Die (Weiter)Entwicklung solcher für den Prozess von „Seal´n Cut“ geeigneter Maschinen, Geräte und Instrumente kann den Inhalt und Schwerpunkt der „wissenschaftlichen und technologischen Dienstleistungen und Forschungsarbeiten und diesbezüglicher Designerdienstleistungen“, insbesondere im Bereich der Medizin ausmachen und sich auf diese beziehen, sodass auch für diese zurückgewiesenen Dienstleistungen die angemeldete Wortfolge jedenfalls in einem engen sachlichen Zusammenhang steht.

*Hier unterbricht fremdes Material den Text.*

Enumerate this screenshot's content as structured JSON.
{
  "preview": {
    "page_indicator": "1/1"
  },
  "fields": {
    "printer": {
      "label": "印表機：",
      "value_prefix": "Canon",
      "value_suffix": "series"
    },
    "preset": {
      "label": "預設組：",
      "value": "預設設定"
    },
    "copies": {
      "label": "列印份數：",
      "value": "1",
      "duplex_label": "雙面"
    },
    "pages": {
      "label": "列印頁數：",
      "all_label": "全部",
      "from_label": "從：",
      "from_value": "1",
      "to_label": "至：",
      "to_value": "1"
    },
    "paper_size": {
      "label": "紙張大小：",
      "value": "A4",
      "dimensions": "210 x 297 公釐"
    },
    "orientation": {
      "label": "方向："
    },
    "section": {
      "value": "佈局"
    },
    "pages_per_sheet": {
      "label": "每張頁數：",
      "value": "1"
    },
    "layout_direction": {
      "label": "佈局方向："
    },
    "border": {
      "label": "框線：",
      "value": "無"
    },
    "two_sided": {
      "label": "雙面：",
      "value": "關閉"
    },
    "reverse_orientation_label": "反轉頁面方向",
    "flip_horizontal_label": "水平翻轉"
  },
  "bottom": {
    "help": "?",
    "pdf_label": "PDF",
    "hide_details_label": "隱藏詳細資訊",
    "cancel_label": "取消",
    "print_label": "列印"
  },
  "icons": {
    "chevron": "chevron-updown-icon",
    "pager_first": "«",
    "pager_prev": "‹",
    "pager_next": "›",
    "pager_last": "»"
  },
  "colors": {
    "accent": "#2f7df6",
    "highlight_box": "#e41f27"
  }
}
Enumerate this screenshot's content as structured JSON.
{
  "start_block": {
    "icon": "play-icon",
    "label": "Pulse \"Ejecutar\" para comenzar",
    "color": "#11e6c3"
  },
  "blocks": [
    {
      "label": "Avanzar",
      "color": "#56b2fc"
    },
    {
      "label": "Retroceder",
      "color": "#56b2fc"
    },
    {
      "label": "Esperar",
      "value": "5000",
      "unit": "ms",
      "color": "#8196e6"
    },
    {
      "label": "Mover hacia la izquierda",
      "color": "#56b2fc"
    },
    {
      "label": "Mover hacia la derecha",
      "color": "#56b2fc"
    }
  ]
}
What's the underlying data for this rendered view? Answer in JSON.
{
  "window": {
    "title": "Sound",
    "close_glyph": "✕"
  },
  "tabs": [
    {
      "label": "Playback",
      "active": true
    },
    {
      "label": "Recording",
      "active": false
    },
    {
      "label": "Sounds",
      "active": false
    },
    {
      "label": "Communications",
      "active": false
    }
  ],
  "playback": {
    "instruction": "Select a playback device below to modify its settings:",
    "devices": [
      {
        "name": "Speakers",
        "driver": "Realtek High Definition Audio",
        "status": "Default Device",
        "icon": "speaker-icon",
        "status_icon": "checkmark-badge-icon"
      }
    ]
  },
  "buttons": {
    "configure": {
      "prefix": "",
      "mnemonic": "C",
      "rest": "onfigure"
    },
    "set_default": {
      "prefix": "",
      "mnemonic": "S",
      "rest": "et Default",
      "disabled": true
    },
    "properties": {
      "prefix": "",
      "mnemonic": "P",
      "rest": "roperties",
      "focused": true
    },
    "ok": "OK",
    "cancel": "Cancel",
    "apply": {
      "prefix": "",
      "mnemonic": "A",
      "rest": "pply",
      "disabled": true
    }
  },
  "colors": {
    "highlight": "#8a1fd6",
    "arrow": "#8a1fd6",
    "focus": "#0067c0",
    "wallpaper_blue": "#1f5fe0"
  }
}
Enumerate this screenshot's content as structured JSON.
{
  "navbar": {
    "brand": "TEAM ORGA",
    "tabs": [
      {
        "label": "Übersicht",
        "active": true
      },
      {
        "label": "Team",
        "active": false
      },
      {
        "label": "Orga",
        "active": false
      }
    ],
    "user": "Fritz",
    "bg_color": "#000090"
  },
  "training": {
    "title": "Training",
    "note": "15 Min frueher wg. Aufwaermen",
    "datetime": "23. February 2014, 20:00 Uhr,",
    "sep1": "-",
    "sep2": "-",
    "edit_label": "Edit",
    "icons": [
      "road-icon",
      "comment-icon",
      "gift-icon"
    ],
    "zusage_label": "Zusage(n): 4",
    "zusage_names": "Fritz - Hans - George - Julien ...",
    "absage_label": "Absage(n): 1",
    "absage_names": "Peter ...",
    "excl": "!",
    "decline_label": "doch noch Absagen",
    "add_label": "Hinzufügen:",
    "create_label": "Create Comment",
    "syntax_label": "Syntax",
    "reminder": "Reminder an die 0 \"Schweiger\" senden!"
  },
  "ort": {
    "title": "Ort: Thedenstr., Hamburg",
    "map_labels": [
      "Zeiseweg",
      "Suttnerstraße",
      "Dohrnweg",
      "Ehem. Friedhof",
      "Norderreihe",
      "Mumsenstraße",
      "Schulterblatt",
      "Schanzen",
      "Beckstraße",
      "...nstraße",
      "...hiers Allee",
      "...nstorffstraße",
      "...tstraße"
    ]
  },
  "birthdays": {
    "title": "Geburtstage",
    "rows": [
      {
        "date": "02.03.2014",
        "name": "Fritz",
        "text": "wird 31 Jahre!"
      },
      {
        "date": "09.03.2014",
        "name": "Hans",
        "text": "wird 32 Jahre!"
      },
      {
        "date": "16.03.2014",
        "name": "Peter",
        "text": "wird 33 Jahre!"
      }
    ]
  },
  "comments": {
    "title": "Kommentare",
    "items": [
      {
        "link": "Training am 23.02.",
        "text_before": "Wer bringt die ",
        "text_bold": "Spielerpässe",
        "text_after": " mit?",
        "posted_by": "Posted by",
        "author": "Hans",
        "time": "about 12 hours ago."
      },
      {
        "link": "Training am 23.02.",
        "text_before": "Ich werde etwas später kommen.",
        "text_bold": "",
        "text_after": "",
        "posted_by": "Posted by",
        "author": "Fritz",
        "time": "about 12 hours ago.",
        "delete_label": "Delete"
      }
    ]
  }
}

Die zurückgewiesenen Waren und Dienstleistungen richten sich überwiegend an die Fachkreise, die insbesondere im medizinischen Bereich über profunde Kenntnisse der englischen Sprache verfügen und die angemeldete Wortfolge „Seal ´n Cut“ im Zusammenhang mit den beanspruchten Waren und Dienstleistungen ohne weiteres dahingehend verstehen werden, dass sie mit der „Seal ´n Cut“ Technologie (= Versiegelungs- und Schneidetechnologie) ausgestattet oder für deren Einsatz bestimmt sind. Angesichts des insoweit für alle Waren im Vordergrund stehenden unmittelbar beschreibenden Gehalts der Wortfolge „Seal n´Cut“ sowie des jedenfalls engen beschreibenden Bezugs für die beschwerdegegenständlichen Dienstleistungen ist das Vorliegen des Schutzhindernisses der fehlenden Unterscheidungskraft gemäß § 8 Abs. 2 Nr. 1 MarkenG zu bejahen.
In Bezug auf die beanspruchten Waren eignet sich die angemeldete Wortfolge - wie bereits ausgeführt - als warenbeschreibende Angabe und damit als Angabe im Sinn des § 8 Abs. 2 Nr. 2 MarkenG, so dass insoweit auch dieses Schutzhindernis der Eintragung der angemeldeten Marke entgegensteht.
Nach alledem war die Beschwerde daher zurückzuweisen.